Okay, so there is the cosmetic surgery (vaginoplasty) option, which can remove ‘excess’ tissue and smarten the rest up real nice to create a so-called ‘designer vagina’. There are potential issues here regarding decreased sensitivity, and you might think it’s a bit of a waste of time and cash if you plan on having any more children, but the option’s there if you really want it and have few thousand dollars spare.

On the other hand, you might well want to invest a little more time learning to love your body anew. A therapist could help you. It could help just to take a look at loads of pictures of other people’s vaginas – try the LoveSpace galleries, the genitals galleries, or just run a Google image search. Once you’ve had a good look at your first few hundred or so, you might find it’s difficult to keep the idea in your head of the way a vagina ‘should’ look. Insofar as what counts as normal, there’s one heck of a range.
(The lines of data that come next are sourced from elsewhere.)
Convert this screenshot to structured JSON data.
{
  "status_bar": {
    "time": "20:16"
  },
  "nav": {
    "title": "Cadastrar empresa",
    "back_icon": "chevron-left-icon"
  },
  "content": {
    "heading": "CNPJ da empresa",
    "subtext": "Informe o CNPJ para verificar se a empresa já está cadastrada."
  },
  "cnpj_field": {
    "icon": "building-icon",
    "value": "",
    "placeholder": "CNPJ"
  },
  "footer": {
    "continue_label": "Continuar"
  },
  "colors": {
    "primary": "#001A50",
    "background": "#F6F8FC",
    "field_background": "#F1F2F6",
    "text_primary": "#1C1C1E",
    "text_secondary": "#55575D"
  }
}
Thinking now of walking round naked and having sex, who exactly are you worried about here? Who else will be seeing you, apart from yourself and your husband? If your husband’s even noticed things look a tiny bit different, he obviously doesn’t mind one bit. (An issue for men after childbirth can sometimes be that the vagina no longer grips their penis as it did, which is to do with the pelvic floor muscles, not the labia.) Give yourself a break and realise your body can still make you feel lovely, if you let it. And you look fine: it’s a perfectly normal, healthy vagina. Be proud and think of those children you’ve made. Don’t go about rejecting the good work your body has done.